Mon pays d'adoption, Haiti, souffre.  Encore.  La ville de Gonaives, dévastée par un ouragan il y'a 4 ans et pas encore remise sur ses pieds, vient de se manger encore un ouragan sur le nez et deux autres s'en viennent.  Les nouvelles n'en parlent pas beaucoup, mais la ville est encore sous l'eau et on peut s'attendre à encore des milliers de victimes.

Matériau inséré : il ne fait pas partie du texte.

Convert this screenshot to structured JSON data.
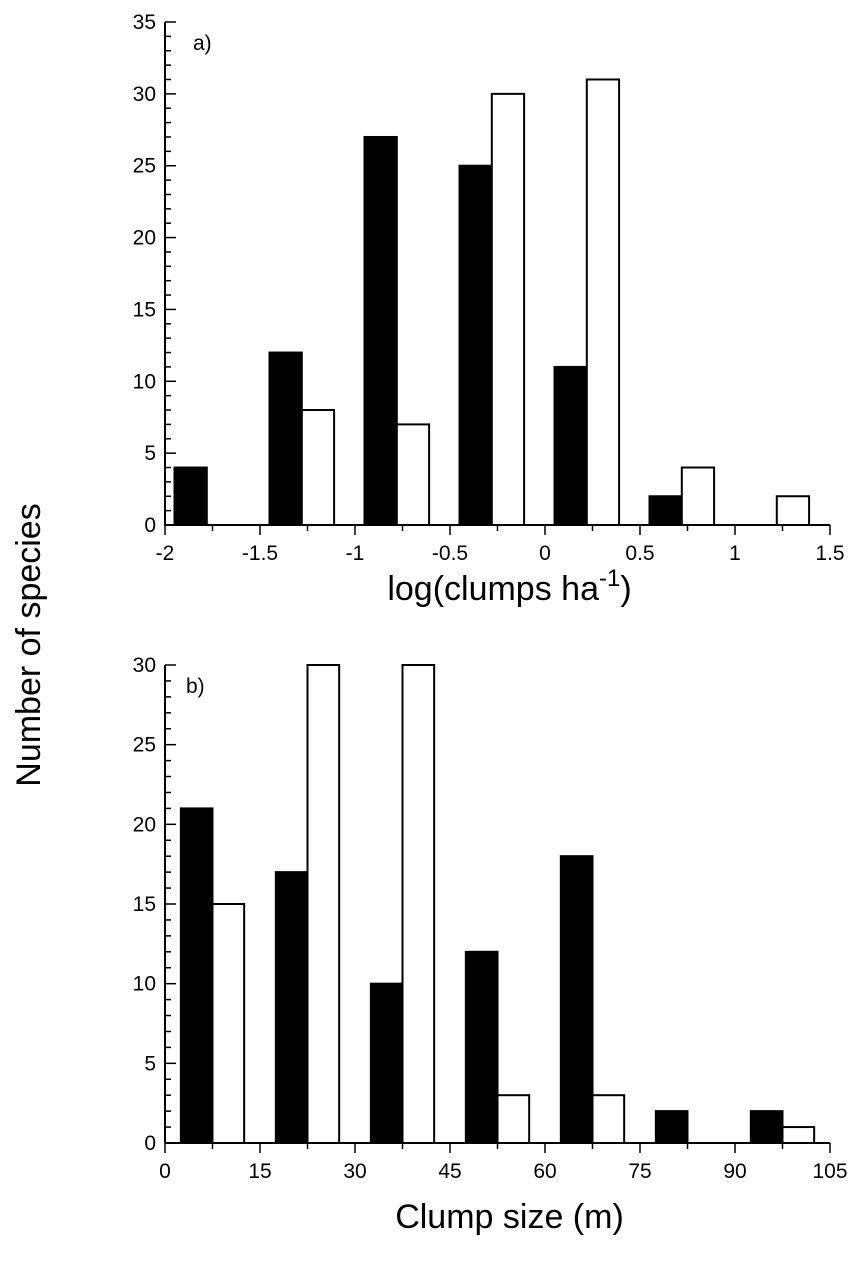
{
  "ylabel": "Number of species",
  "colors": {
    "filled": "#000000",
    "open": "#ffffff",
    "stroke": "#000000"
  },
  "chart_data": [
    {
      "type": "bar",
      "panel_label": "a)",
      "xlabel_main": "log(clumps ha",
      "xlabel_sup": "-1",
      "xlabel_close": ")",
      "xlim": [
        -2,
        1.5
      ],
      "ylim": [
        0,
        35
      ],
      "x_ticks": [
        "-2",
        "-1.5",
        "-1",
        "-0.5",
        "0",
        "0.5",
        "1",
        "1.5"
      ],
      "y_ticks": [
        "0",
        "5",
        "10",
        "15",
        "20",
        "25",
        "30",
        "35"
      ],
      "series": [
        {
          "fill": "black",
          "bins": [
            {
              "x0": -1.95,
              "x1": -1.78,
              "value": 4
            },
            {
              "x0": -1.45,
              "x1": -1.28,
              "value": 12
            },
            {
              "x0": -0.95,
              "x1": -0.78,
              "value": 27
            },
            {
              "x0": -0.45,
              "x1": -0.28,
              "value": 25
            },
            {
              "x0": 0.05,
              "x1": 0.22,
              "value": 11
            },
            {
              "x0": 0.55,
              "x1": 0.72,
              "value": 2
            }
          ]
        },
        {
          "fill": "white",
          "bins": [
            {
              "x0": -1.28,
              "x1": -1.11,
              "value": 8
            },
            {
              "x0": -0.78,
              "x1": -0.61,
              "value": 7
            },
            {
              "x0": -0.28,
              "x1": -0.11,
              "value": 30
            },
            {
              "x0": 0.22,
              "x1": 0.39,
              "value": 31
            },
            {
              "x0": 0.72,
              "x1": 0.89,
              "value": 4
            },
            {
              "x0": 1.22,
              "x1": 1.39,
              "value": 2
            }
          ]
        }
      ]
    },
    {
      "type": "bar",
      "panel_label": "b)",
      "xlabel_main": "Clump size (m)",
      "xlim": [
        0,
        105
      ],
      "ylim": [
        0,
        30
      ],
      "x_ticks": [
        "0",
        "15",
        "30",
        "45",
        "60",
        "75",
        "90",
        "105"
      ],
      "y_ticks": [
        "0",
        "5",
        "10",
        "15",
        "20",
        "25",
        "30"
      ],
      "series": [
        {
          "fill": "black",
          "bins": [
            {
              "x0": 2.5,
              "x1": 7.5,
              "value": 21
            },
            {
              "x0": 17.5,
              "x1": 22.5,
              "value": 17
            },
            {
              "x0": 32.5,
              "x1": 37.5,
              "value": 10
            },
            {
              "x0": 47.5,
              "x1": 52.5,
              "value": 12
            },
            {
              "x0": 62.5,
              "x1": 67.5,
              "value": 18
            },
            {
              "x0": 77.5,
              "x1": 82.5,
              "value": 2
            },
            {
              "x0": 92.5,
              "x1": 97.5,
              "value": 2
            }
          ]
        },
        {
          "fill": "white",
          "bins": [
            {
              "x0": 7.5,
              "x1": 12.5,
              "value": 15
            },
            {
              "x0": 22.5,
              "x1": 27.5,
              "value": 30
            },
            {
              "x0": 37.5,
              "x1": 42.5,
              "value": 30
            },
            {
              "x0": 52.5,
              "x1": 57.5,
              "value": 3
            },
            {
              "x0": 67.5,
              "x1": 72.5,
              "value": 3
            },
            {
              "x0": 97.5,
              "x1": 102.5,
              "value": 1
            }
          ]
        }
      ]
    }
  ]
}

Les habitants grondent, la diaspora aussi.  Qu'est-il arrivé avec toute l'aide envoyée, les millions de dollars dépensés, pourquoi n'y a t'il pas eu de digues, de systèmes d'égoûts, de reconstruction, de système de drainage, de plantation d'arbres??

Cela me rend d'autant plus dingue que, avec notre petit organisme de rien du tout (Têtes Ensemble SOS Haiti, en Outaouais) et le maigre 150000$ que nous avons ramassé à la sueur de notre front et grâce à la générosité de la population de la région (et pas des compagnies, ou des industries, ou ...), nous avons réussi à bâtir la seule structure permanente post-ouragan aux Gonaives, un orphelinat qui accueille 87 enfants... Après 4 ans, nous sommes les seuls à avoir laissé notre marque, les millions de $ dépensés ailleurs (où?) se sont évaporés, et plus personne ne veut faire de dons-dépannage, des dons court-terme qui servent seulement à calmer l'opinion publique le temps qu'on passe à une autre catastrophe.

Notre orphelinat est toujours là.  Et, par chance, nous venons d'envoyer de la nourriture la semaine dernière, nos 87 enfants pourront manger alors que le reste de la ville est condamnée à attendre des secours qui arrivent au compte-gouttes (le gouvernement n'a pas d'argent et il ne peut envoyer sporadiquement que des hélicoptères qui larguent des médicaments à l'hopital des Gonaives où se sont réfugiés des centaines de gens qui ont tout perdu, encore une fois). L'orphelinat a aussi accueilli 5 nouveaux orphelins et 39 réfugiés mais il a dû fermer ses grilles devant la foule qui venait crier famine et secours.  C'est un crève-coeur.

Nous continuons à ramasser de l'argent, quelques dollars à la fois, c'est vieux l'ouragan Jeanne, les gens ont oublié, mais les orphelins doivent manger alors il faut continuer, mais ce n'est pas évident...  Petit à petit, nous avons rajouté des latrines, des salles de classe, une pompe pour l'eau... Prochain objectif : un petit centre communautaire pour offrir des ateliers aux enfants les plus vieux et aux femmes afin qu'ils apprennent un petit métier.  Mais en attendant, on doit laisser ce beau projet de côté et recommencer comme il y'a 4 ans : communiqués de presse pour en appeler à la générosité des gens, affiches, etc.  Cette fois, nous demandons des sous, des sous et des sous.  Mieux vaut faire fructifier l'économie locale là-bas en achetant de la nourriture et du matériel là-bas que d'en envoyer d'ici avec tout le travail et les coûts que cà implique!

Mais zut que c'est choquant quand il arrive une autre catastrophe aussi pire que la première, pauvre pays, comment pourra t'il s'en sortir un jour??